私は好奇心旺盛なものですから、他社の塗装現場があると車を止め、そこで作業している塗装職人に、今、塗っている塗料はどのような塗料なのかという質問を、よくするのですが、まともな答えが返ってきた事が殆ど一度もありません。

現実には、それら新築時の矛盾を解消し、様々な外装材に対応する優れた塗料がここ20年で数多く開発され、使用されています。

そういったリアルタイムの知識や技術を、指示する側も、施工する側も、学習する気も時間も無いというのが現状でしょう。

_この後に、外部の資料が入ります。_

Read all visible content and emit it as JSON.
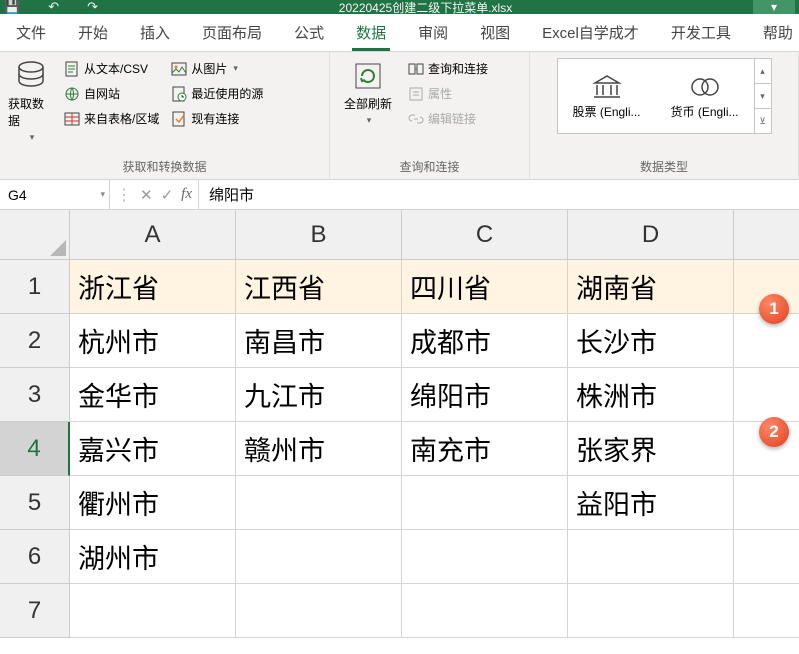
{
  "titlebar": {
    "filename": "20220425创建二级下拉菜单.xlsx"
  },
  "tabs": [
    "文件",
    "开始",
    "插入",
    "页面布局",
    "公式",
    "数据",
    "审阅",
    "视图",
    "Excel自学成才",
    "开发工具",
    "帮助"
  ],
  "active_tab_index": 5,
  "ribbon": {
    "group1": {
      "big": "获取数据",
      "items": [
        "从文本/CSV",
        "自网站",
        "来自表格/区域"
      ],
      "items2": [
        "从图片",
        "最近使用的源",
        "现有连接"
      ],
      "label": "获取和转换数据"
    },
    "group2": {
      "big": "全部刷新",
      "items": [
        "查询和连接",
        "属性",
        "编辑链接"
      ],
      "label": "查询和连接"
    },
    "group3": {
      "items": [
        "股票 (Engli...",
        "货币 (Engli..."
      ],
      "label": "数据类型"
    }
  },
  "namebox": "G4",
  "formula": "绵阳市",
  "chart_data": {
    "type": "table",
    "columns": [
      "A",
      "B",
      "C",
      "D"
    ],
    "rows": [
      "1",
      "2",
      "3",
      "4",
      "5",
      "6",
      "7"
    ],
    "data": [
      [
        "浙江省",
        "江西省",
        "四川省",
        "湖南省"
      ],
      [
        "杭州市",
        "南昌市",
        "成都市",
        "长沙市"
      ],
      [
        "金华市",
        "九江市",
        "绵阳市",
        "株洲市"
      ],
      [
        "嘉兴市",
        "赣州市",
        "南充市",
        "张家界"
      ],
      [
        "衢州市",
        "",
        "",
        "益阳市"
      ],
      [
        "湖州市",
        "",
        "",
        ""
      ],
      [
        "",
        "",
        "",
        ""
      ]
    ],
    "selected_cell": "G4",
    "active_row_header": 4
  },
  "badges": [
    "1",
    "2"
  ]
}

又、そのような真新しい塗料が発売されると、訪問販売系の会社がお客の目先を変える為、セールスポイントの一つとして、強く勧めるケースが多々あります。
金額が高い理由になるからであり、そうしなければ、大量の使い捨ての営業マンを使ったり、社長が乗る高級車を維持できないからです。 

多少表現が乱暴だったかもしれませんが、
私は現在の業界のそのような現状が単純に嫌いですから、変えて行きたいと考えています。

 

その為には、まず自分が実際に現場で材料に触れ技術を磨き、お客様とその家と直に対話しなければならないと考え、塗装職人になる事を決めたのです。

ただ一つ言っておきたいのは、現場でただ作業する事が過大に捉えられる事は意味が無いと思ってます。

建築という業種においては、技術や知識は体で覚えると言う事が勝ちすぎています。基本的な知識が無い事には何事も広がらないし、深めてもいけません。

よくお客様に現場で辛い環境の中、よく頑張るね、偉いね、というような意味合いのことを言って頂く事が、私もウチの職人にもあるのですが、私はそれを少し違うと感じています。

そのお言葉自体は非常にありがたいのですが、それは建築を仕事にし、お金を頂いているからには当たり前のことであって、その工程や材料が持つ意味を考え、理解し、高い判断力や知識に裏打ちされた仕事をする事もプロとしてあたり前の事だと考えています。

私一人が、その家にとって非常に重要である「塗装」の職人になっても、この風潮や体制が大きく変わることは無いかもしれません。

私が指導できる職人の数はごく限られた人数ですし、大変な労力と時間を要する複雑な職種だからです。

専門的学習を究めたメーカーの研究者が開発する新たな塗料と、それを実際に施工する塗装職人とのギャップを埋める為には、工業高校や専門学校等で「塗装工事科」を設け、正しい知識と技術を持ったプロフェッショナルを育てる必要があると考えています。

このような風潮は現在、あらゆる業種に対して言えることではないでしょうか。

パンを焼いているとパン職人に見えますし、自家焙煎コーヒーと言えばコーヒーのプロに見えます。
その実、パンを焼くのに必要な発酵の知識や、コーヒー豆の持つ特性を知らないといった事は当たり前の事のようになっています。

建築は・・・言わずもがなと言ったところでしょう。

私が、建築という仕事に本気で取り組む中で、塗装職人になることを選んだのは、その様な矛盾が最も顕著な分野だったからです。